Ner (djner) wrote,
Ner
djner

writing block?

A record two days has passed since my random ramblings on these pages. Why you ask? I guess it's a combination of writer's block and emotional issues, both of which shouldn't change the fact that writing in this journal helps me through things, helps me through the viscocity of life and the thrbulence of the world.

Haven't been doing much of interest, especially to you, the reader. I've started, or continued I wshould say, downloading more files. I've also started playing with my scanner, which is always fun. I had some reservations earlier about the scanner as it was acting a bit slow, but I think I can work through those and maybe tweek things a bit. I've continued editing things for bookshare.org, and even downloaded a book from usenet that had all information needed including copyright page to the ste. It's been downloaded, so we'll see how long it will take to be actually aproved.

My Sunday, the day after my cool show, was quite uneventful, consisting of going to church which is alwa7ys interesting seeing as I socialize a lot there. That's about it for that day, as I went to sleep early and woke up early the net morning, a disturbing trend I have been continuing lately.

My mom left for Fayetteville yesterday, hence I was unable to go to school yesterday. My dad had a day off and as usual did work here at the house all day. If I could just get him to relax and take time off for a while rather than continuously, it'd be great but I'm sure that that won't happen for a while.

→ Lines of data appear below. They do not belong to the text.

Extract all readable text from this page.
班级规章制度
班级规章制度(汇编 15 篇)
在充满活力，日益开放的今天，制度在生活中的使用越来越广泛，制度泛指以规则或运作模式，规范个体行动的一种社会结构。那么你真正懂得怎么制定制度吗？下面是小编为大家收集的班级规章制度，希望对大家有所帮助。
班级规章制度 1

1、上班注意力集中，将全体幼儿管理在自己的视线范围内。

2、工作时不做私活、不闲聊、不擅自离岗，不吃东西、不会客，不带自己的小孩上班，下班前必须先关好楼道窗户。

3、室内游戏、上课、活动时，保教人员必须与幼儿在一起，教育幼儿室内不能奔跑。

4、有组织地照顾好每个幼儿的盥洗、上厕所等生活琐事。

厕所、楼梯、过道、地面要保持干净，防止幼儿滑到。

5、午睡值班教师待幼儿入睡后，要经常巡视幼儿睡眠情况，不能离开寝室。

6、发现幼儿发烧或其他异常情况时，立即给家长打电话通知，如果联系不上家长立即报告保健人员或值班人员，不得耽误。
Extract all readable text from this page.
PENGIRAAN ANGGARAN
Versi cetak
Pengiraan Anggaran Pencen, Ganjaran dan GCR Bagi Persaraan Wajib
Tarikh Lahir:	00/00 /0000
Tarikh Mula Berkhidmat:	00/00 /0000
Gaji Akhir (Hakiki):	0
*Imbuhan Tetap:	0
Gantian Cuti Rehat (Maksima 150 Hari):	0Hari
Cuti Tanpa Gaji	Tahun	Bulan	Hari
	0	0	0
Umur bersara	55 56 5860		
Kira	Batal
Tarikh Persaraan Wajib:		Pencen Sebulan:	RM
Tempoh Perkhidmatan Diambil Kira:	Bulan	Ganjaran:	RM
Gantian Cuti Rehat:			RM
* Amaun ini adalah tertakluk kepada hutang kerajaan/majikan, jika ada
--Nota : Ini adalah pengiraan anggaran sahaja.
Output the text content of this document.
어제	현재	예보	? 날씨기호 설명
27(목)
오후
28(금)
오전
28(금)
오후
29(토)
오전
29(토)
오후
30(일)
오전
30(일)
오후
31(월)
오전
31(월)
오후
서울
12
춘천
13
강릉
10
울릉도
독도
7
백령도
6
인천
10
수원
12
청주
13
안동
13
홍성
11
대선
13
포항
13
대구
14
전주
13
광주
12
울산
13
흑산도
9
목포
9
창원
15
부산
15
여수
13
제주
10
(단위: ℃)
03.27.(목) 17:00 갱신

The Bachellor Pad of the Romey household continues on today. Dad's already gone leaving the house pin drop silent and me here typing on the computer, my portle to the world, and just hanging out here with Gabby, Mini, and Fiona. I've continued to be lonely but I'm pushing through. I find it interesting at how much I enjpoy reading people's journals when I haven't updated in a while. I guess my writing is ok, but I as of late have not found it to be too interesting. I haven't been able to find in myself something creative to say, something that I am proud of. My vision for this journal is not to only tell a story about what's going on with me, but also to tell a story about what I think about the world. I've been told by many that my point of view is different than everyone's, is unique. Though I agree, I think that everyone has a different view on things; I think that everyone should realize this. It is always harder to realize things about yourself, good things, until someone points it out to you, makes it self-evident to you. So I challenge everyone to look at their day objectively, look at your life objectively, and relize that not everything just comes down to "what I did today" "how I feel today" etc. Realize your view is unique. Write it down if it helps you, but most of all, think about it and believe that your view is not more important than mine or your best friend's, or even George Bush. Your point of view and insights are important to you, are unique to you. You can always gleen from a play different aspects if you sit in the front row or up in the gallery. Even though sitting in the front row might be more expensive, sometimes, I think that the gallery seats are priceless in how you view the performance. That's my idea; what's yours? What my point here is, wherever you sit in the theater of life look at yourself objectively enough to realize where you sit. Then, look at the world; the play; and "see" what's out there! That's all of the philosophy for today. Pointless I know but it's a point that I have and wanted to share it with you, the reader.